First was Christopher Tolkien’s History of the Lord of the Rings. This is actually a four-volume set about the textual history of the books. It was fascinating to look at how Tolkien wrote them: handwritten drafts on scrounged paper, in scripts ranging from delicate Elvish runes to indecipherable scrawls, often erasing a pencil draft and rewriting over it in ink. He also did very many experimental drafts playing with characters and plot, especially in the beginning. It took him a long time to nail down whose birthday it was, whether Bilbo or some young relation was leaving on the adventure, and which hobbits were going with him. Aragorn started out as a mysterious hobbit named Trotter, survived as a hobbit in the drafts all the way to the gates of Moria, and then was changed to a man.
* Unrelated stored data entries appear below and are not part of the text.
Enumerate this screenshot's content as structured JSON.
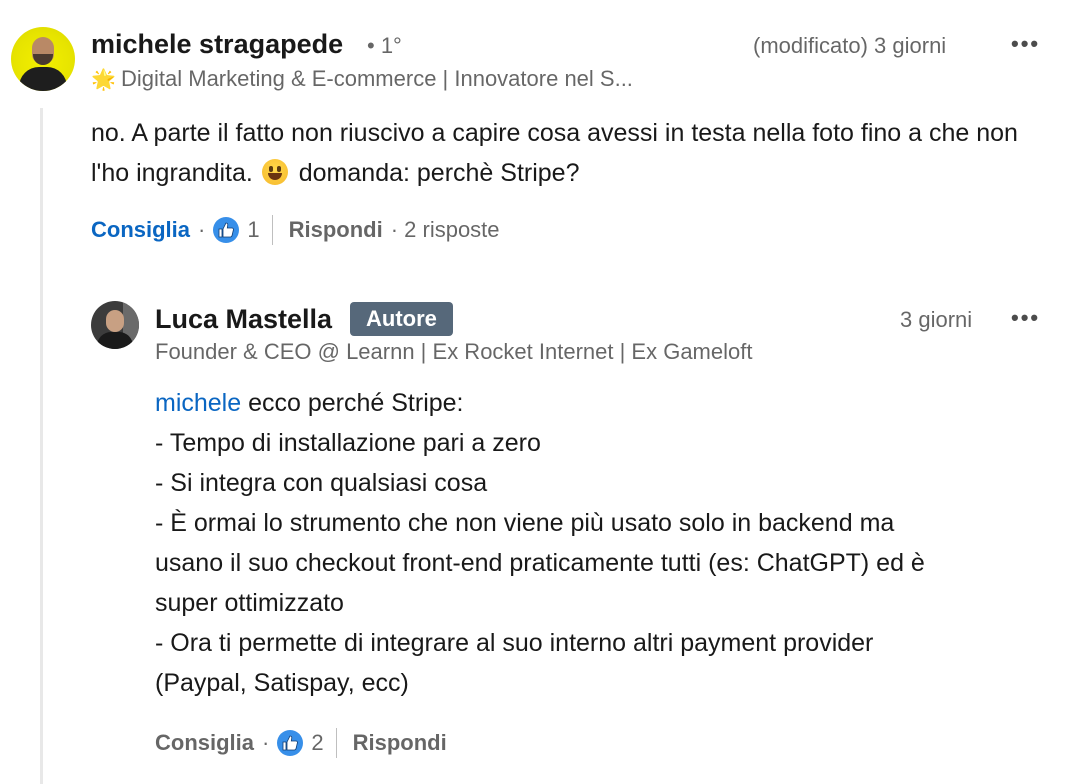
{
  "comment": {
    "author": "michele stragapede",
    "degree": "• 1°",
    "edited_time": "(modificato) 3 giorni",
    "menu": "•••",
    "headline_icon": "🌟",
    "headline": "Digital Marketing & E-commerce | Innovatore nel S...",
    "text_part1": "no. A parte il fatto non riuscivo a capire cosa avessi in testa nella foto fino a che non l'ho ingrandita.",
    "emoji": "grinning-face-emoji",
    "text_part2": "domanda: perchè Stripe?",
    "actions": {
      "like_label": "Consiglia",
      "dot": "·",
      "reaction_count": "1",
      "reply_label": "Rispondi",
      "replies": "· 2 risposte"
    }
  },
  "reply": {
    "author": "Luca Mastella",
    "badge": "Autore",
    "time": "3 giorni",
    "menu": "•••",
    "headline": "Founder & CEO @ Learnn | Ex Rocket Internet | Ex Gameloft",
    "mention": "michele",
    "line1_rest": " ecco perché Stripe:",
    "lines": [
      "- Tempo di installazione pari a zero",
      "- Si integra con qualsiasi cosa",
      "- È ormai lo strumento che non viene più usato solo in backend ma",
      "usano il suo checkout front-end praticamente tutti (es: ChatGPT) ed è",
      "super ottimizzato",
      "- Ora ti permette di integrare al suo interno altri payment provider",
      "(Paypal, Satispay, ecc)"
    ],
    "actions": {
      "like_label": "Consiglia",
      "dot": "·",
      "reaction_count": "2",
      "reply_label": "Rispondi"
    }
  },
  "colors": {
    "link_blue": "#0a66c2",
    "badge_bg": "#56687a",
    "like_blue": "#378fe9"
  }
}
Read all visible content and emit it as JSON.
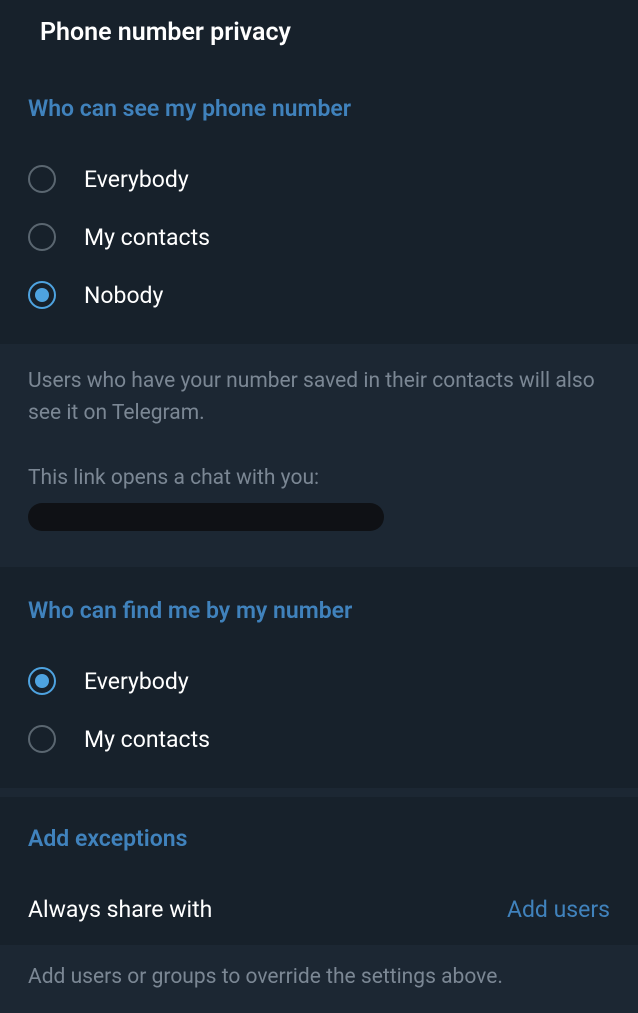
{
  "page": {
    "title": "Phone number privacy"
  },
  "section_see": {
    "header": "Who can see my phone number",
    "options": [
      "Everybody",
      "My contacts",
      "Nobody"
    ],
    "selected": "Nobody",
    "description1": "Users who have your number saved in their contacts will also see it on Telegram.",
    "description2": "This link opens a chat with you:"
  },
  "section_find": {
    "header": "Who can find me by my number",
    "options": [
      "Everybody",
      "My contacts"
    ],
    "selected": "Everybody"
  },
  "section_exceptions": {
    "header": "Add exceptions",
    "row_label": "Always share with",
    "row_action": "Add users",
    "footer": "Add users or groups to override the settings above."
  }
}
But he didn’t become Strider until so late in the writing that he had already been crowned King of Gondor. Also, Gandalf’s original reason for not being able to meet the hobbits at Bree was that he had been captured “by the giant Treebeard”. So all the characters, and even the geography, evolved greatly over the years of writing. Still, in many places, Tolkien came very close to the final text on the first writing. Another fascinating was seeing the Old English origins of many of the names, and all the work that he had to do to synchronize the different threads of the story.
Then, I read Atlas Shrugged for the first time. Mostly good, although I didn’t really appreciate the 55-page sermon on Objectivism that came after nine hundred-odd pages of reading. As a Christian, I do not agree with Rand’s assertion that all religion is a hoax to exploit the virtuous. Still, there’s much in it that’s applicable to our current economic situation; especially about the effects of disincentives to productivity.
Edited to add: Atlas Shrugged gave me some of the same feeling of horror at mindless evil that I have when I read Lewis’s That Hideous Strength. Also, the same satisfaction when the evil starts to tear itself apart.